Publicado originalmente na Cinética em Setembro de 2009.
Quando menos é mais
Já próximo do final de Viagem aos Pirineus, temos uma sequência de planos das montanhas enquadradas de ponta cabeça. Na banda sonora, um som de água nos faz uma pergunta: estamos a ver um reflexo das montanhas no lago, ou apenas uma imagem realmente virada ao contrário? A câmera dos irmãos Larrieu não só nunca nos oferecerá resposta pra essa pergunta, como repetirá essas imagens, duplicadas – em espelhamento completo – nos créditos de encerramento do filme. Em A Câmera, primeiro volume da essencial trilogia de livros do fotógrafo Ansel Adams, o autor defende o uso das câmeras fotográficas de grande formato por, entre outros motivos, o visor da câmera não corrigir a inversão ótica produzida pela objetiva. Segundo Adams, ao julgar a imagem de cabeça para baixo, o fotógrafo precisará se ater não ao significado do que ele enquadra, mas sim à sua forma visual concreta, onde os objetos são apenas elementos da composição do quadro.
A aproximação um tanto improvável do fotógrafo americano com os irmãos franceses é ilustrativa, pois Viagem aos Pirineus é, até certo ponto, um filme anti-semântico. Seu ritmo de comédia screwball faz associações absolutamente disparatadas, ao mesmo tempo em que oferece falsas pistas para leituras metafóricas. Para se chegar ao filme, é preciso aprender a ler de menos. Os que tendem a ler demais ficam, logo, para trás: não há articulação alguma entre o arroubo ninfomaníaco de Aurore Lalu (Sabine Azéma), o homem que a persegue vestido de urso, os monges da felicidade que a conhecem na floresta, ou mesmo a troca de corpos (sim, exatamente como em Se Eu Fosse Você – mas que aqui é apenas uma entre várias situações estapafúrdias) dela com o marido (Jean-Pierre Darroussin), que vem logo após os planos invertidos dos pirineus. Mesmo enquanto símbolo dessa inversão física, as montanhas são signo que dependem apenas de sua visualidade, sua correlação de espírito.

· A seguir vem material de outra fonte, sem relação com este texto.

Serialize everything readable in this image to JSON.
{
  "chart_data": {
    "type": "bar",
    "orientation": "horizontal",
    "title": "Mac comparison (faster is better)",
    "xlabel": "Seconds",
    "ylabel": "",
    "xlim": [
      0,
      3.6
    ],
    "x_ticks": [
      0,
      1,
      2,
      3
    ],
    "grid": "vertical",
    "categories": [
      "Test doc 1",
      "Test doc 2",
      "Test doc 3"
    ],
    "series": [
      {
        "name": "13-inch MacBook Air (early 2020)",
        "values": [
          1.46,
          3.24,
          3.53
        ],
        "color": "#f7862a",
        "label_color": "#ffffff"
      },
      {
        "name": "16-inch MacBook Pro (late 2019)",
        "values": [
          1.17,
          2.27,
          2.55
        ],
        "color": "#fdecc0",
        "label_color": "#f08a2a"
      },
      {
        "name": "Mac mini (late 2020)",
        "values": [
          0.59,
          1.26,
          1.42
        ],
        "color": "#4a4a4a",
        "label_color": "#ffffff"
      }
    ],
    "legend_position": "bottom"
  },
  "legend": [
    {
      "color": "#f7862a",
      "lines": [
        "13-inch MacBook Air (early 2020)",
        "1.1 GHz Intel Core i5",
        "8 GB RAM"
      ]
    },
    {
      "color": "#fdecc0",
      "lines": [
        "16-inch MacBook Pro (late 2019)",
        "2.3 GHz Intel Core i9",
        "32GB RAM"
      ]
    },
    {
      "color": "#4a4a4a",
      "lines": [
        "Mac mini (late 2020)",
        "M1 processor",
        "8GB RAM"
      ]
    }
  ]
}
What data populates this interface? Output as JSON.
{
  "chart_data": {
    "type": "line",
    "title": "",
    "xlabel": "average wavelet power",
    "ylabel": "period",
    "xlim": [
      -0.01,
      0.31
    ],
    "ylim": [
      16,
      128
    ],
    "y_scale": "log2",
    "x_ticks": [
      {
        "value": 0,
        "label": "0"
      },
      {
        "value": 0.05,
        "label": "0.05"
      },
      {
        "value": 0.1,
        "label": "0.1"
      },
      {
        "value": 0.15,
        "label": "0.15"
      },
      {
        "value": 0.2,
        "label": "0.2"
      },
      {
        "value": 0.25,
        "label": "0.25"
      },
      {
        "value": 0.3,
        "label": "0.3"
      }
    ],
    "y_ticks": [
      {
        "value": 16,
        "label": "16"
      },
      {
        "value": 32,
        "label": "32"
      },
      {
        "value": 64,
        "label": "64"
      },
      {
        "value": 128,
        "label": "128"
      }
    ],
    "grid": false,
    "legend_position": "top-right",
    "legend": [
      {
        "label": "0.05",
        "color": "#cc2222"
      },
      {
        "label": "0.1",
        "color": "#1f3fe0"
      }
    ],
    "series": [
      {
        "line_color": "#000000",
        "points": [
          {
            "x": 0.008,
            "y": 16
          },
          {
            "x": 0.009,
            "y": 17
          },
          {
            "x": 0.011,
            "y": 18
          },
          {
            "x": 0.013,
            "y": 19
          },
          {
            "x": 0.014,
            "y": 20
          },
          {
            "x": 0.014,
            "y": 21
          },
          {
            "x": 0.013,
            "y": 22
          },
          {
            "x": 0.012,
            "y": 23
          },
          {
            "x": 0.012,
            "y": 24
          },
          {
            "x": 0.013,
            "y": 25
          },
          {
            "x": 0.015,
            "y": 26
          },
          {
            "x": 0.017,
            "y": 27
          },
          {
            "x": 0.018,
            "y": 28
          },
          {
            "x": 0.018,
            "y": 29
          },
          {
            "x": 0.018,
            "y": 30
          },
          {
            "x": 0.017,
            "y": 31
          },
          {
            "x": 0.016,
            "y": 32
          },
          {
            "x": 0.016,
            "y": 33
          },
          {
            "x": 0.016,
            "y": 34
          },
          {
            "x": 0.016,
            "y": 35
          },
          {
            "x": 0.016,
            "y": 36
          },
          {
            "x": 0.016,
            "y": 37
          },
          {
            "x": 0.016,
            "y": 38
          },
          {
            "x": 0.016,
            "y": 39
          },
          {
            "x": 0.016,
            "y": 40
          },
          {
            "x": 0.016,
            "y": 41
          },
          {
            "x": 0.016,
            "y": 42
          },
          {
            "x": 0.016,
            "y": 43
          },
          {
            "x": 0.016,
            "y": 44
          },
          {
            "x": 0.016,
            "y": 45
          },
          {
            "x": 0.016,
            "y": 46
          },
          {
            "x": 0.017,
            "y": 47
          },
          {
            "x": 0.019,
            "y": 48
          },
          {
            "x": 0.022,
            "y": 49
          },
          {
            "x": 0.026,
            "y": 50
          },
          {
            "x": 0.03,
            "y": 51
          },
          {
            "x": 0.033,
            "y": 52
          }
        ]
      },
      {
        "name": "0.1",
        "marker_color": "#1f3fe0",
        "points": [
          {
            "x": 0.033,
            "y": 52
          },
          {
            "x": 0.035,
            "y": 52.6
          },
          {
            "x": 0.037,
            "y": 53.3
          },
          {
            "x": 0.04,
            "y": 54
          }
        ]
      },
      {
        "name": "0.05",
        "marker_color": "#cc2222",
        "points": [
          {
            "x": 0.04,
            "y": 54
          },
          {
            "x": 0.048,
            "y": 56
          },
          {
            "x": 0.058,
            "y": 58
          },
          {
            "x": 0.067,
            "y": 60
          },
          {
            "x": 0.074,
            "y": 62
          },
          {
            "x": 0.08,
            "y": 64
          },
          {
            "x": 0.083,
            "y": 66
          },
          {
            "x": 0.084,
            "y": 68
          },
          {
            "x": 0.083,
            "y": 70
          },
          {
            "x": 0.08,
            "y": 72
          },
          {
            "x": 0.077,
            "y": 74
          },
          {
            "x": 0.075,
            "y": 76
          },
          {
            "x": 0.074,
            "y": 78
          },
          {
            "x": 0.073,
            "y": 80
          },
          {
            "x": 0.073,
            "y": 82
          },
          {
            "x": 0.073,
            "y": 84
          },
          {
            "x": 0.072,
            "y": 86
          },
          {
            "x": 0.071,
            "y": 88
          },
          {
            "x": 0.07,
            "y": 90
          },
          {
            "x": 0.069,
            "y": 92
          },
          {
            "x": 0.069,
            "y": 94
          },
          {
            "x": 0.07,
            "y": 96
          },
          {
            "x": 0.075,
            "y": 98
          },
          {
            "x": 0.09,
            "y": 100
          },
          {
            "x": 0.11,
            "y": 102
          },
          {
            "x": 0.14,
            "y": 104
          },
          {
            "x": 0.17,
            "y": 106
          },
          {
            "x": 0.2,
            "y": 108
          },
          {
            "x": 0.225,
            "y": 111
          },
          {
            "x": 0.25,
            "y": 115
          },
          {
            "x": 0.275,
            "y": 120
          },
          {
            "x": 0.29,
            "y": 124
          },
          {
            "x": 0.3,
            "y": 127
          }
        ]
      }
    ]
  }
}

Qualquer leitura que busque estabelecer relações entre as diversas minitramas de Viagem aos Pirineus passará ao largo do filme, pois o que parece importar aos irmãos Larrieu é, precisamente, a falta de conexões. Não é à toa, portanto, que o casal de personagens seja, dentro do filme, um casal de atores; ou que o urso seja, enfim, um homem vestido de urso, que o filme nunca mostra fora da fantasia – mas que aparecerá fumando, urinando em pé, entre outras ações humanas. Ou mesmo que, ao longo do filme, Jean-Pierre seja confundido diversas vezes com André Dussolier – parceiro de Azéma nos filmes dirigidos por Alain Resnais, que tem como única semelhança com Darroussin a gestalt do sobrenome. Pois o que fascina os diretores parece ser justamente a representação abismática, onde narrativas estapafúrdias se embolam, e levam as personagens sempre para os caminhos mais improváveis.
Não existem, portanto, metáforas, simbolismos, ou prova dos 9 que o filme não desmonte; Viagem aos Pirineus parece se interessar pelo cinema enquanto produtor potente de situações. Estamos, afinal, diante de um filme que se encerra com sua mais expressiva frase: “Eu sou apenas um ator”. Depois disso, o casal entra no carro e larga as malas para trás. Viagem aos Pirineus não pede nada além disso do espectador: que embarquemos, todos, deixando nossas bagagens para trás. O embarque na Viagem depende, portanto, do envolvimento com esse incessante ritmo farsesco – que, mesmo dentro de sua irregularidade, se sustenta ao longo da projeção com inegável graça.